What is the limit of grad accumulation?

As I understand effective batch size = batch grad accumulation * batch size.

Firstly
Is this the only adjustment that needs to be done, nothing for the learning rate?

Secondly how much can you accumulate. Say I want a batch size of 256, and can only fit a batch size of 4, can I really accumulate gradients over 64 batches or is that way too much and never done in practice?

From the pure math side, there is no limit to how many times you can accumulate gradients.

\frac{\partial \mathcal L}{\partial \theta} = \sum_{accumulation} \sum_{batch\_size} \frac{\partial \mathcal L}{\partial θ}(x_i, y_i) = \sum_{larger\_batch\_size} \frac{\partial \mathcal L}{\partial θ}(x_i, y_i)

I guess, there would be more numerical accuracy / stability issues. Maybe the results would be a bit different from the “true” batch_size=256, but not too much.

I don’t think you need to adjust the learning rate, use the same value you would use for batch_size = 256.

Also remember that it is deep learning — even if you are sure everything is going to be alright, it may be quite different in practice. Just try it out and see.

Hi, thanks for that.
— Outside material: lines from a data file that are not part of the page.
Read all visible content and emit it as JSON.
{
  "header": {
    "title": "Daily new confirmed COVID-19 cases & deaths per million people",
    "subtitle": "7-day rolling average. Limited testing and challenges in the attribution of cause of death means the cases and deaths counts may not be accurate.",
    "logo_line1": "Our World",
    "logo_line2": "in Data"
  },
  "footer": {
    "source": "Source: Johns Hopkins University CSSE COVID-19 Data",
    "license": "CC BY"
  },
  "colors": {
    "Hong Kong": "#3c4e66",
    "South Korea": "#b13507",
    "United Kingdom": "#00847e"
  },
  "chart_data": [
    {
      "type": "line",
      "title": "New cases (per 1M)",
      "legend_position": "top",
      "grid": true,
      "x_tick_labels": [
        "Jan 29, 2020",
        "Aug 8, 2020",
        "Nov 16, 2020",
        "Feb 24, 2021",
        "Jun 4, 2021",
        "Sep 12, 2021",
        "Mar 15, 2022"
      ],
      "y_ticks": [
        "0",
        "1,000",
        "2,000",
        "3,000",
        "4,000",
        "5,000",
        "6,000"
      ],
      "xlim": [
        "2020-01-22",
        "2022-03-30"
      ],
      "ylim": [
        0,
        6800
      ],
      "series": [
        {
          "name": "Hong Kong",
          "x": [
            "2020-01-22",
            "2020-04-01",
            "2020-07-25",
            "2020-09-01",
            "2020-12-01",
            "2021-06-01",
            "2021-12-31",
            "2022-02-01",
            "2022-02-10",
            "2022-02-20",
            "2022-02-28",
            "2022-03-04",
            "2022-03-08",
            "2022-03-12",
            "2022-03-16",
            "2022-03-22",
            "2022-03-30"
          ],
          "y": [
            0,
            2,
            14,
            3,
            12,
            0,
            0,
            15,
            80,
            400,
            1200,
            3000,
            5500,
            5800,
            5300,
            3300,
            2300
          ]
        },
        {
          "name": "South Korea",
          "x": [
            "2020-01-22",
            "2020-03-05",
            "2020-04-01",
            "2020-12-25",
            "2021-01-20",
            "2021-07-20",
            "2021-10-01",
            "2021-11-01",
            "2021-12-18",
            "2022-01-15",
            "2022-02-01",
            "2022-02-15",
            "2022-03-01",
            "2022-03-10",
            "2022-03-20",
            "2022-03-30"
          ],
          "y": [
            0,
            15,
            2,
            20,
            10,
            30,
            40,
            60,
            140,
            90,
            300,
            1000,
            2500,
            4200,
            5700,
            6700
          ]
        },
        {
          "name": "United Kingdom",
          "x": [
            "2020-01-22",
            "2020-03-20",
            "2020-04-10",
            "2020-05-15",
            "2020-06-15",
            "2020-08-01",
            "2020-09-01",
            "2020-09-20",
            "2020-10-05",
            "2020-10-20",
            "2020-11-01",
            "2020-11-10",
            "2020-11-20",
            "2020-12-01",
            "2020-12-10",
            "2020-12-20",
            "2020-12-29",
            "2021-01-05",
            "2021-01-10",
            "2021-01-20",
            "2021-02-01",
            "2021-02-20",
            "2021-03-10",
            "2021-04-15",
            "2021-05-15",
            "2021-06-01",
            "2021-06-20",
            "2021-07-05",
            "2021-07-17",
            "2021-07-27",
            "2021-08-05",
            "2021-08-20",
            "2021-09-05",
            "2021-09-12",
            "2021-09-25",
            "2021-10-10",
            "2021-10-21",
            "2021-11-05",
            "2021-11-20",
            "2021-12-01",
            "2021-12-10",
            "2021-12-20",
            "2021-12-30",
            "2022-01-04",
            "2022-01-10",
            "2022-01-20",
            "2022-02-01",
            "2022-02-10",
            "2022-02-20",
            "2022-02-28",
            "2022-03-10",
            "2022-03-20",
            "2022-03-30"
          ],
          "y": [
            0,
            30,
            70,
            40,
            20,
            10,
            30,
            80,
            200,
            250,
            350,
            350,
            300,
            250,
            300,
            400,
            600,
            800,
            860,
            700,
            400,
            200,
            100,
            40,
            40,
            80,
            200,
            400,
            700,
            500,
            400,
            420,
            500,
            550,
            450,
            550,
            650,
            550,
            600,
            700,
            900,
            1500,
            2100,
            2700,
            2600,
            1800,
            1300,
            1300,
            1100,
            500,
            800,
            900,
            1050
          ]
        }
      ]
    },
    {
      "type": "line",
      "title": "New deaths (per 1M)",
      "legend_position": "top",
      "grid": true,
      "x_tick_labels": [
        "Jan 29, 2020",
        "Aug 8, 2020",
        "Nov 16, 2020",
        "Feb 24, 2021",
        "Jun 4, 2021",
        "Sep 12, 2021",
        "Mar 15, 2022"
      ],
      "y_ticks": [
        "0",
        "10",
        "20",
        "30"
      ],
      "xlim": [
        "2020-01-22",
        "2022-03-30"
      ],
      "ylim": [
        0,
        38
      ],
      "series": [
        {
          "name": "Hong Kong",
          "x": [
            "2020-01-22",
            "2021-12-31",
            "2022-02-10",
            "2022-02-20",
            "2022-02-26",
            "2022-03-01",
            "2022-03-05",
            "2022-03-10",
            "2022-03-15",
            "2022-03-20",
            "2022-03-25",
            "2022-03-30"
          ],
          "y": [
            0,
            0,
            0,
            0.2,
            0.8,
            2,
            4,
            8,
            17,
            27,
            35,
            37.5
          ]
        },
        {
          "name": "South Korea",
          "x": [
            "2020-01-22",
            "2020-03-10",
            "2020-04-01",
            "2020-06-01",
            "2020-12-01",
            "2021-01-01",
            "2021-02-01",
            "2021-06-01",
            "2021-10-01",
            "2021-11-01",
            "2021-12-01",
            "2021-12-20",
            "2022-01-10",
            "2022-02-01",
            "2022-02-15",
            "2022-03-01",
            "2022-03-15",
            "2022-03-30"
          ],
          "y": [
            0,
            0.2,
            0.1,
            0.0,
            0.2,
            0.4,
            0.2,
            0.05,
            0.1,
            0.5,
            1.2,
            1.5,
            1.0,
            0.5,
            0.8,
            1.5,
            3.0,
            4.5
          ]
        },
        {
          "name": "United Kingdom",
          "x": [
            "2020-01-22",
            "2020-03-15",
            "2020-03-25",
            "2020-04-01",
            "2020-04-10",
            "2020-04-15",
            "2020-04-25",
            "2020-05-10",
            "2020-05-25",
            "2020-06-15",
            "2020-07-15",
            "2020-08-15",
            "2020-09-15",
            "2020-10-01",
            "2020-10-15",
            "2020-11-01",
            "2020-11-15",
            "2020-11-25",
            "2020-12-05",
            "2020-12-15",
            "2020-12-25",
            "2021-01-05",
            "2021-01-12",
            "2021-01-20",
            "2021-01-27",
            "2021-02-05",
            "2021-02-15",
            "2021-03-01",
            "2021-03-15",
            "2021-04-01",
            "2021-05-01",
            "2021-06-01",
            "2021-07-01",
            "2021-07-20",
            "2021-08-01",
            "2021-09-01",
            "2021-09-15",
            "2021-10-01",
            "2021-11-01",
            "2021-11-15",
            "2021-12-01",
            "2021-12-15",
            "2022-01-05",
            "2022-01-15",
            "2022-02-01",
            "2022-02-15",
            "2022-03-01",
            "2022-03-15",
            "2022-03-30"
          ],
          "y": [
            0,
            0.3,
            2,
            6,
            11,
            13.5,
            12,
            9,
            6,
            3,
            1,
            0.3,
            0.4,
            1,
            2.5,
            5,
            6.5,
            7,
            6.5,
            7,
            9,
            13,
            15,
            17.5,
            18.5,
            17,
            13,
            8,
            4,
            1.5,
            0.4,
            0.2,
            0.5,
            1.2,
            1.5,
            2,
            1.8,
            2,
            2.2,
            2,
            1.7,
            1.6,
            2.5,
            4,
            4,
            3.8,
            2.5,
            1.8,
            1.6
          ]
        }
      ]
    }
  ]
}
I was thinking along those lines, but still unsure about the maths, if it is purely additive, wouldnt the performance not be much worse If you use a batch size of 1 with 64 accumulation steps, is the worse performance about about numerical stability, or are you adding up lots of variances you wouldnt have by taking the gradient in one go?

Maybe you are right and it is only the batchnorm layers, so if you had no batch norm in your model it would be the same.

Anyway I ask as its taking me ages to train one model, so dont want to try out too many learning rates:
Sam Shleifer here said here (transformers/examples/research_projects/seq2seq-distillation at master · huggingface/transformers · GitHub) about tips for Pegasus: "* reduce batch size, and increase gradient accumulation steps so that the product gpus * batch size * gradient_accumulation_steps = 256 . We used--learning-rate = 1e-4 * gradient accumulation steps. "

So that’s why I was wondering if you need to increase the learning rate by that equation.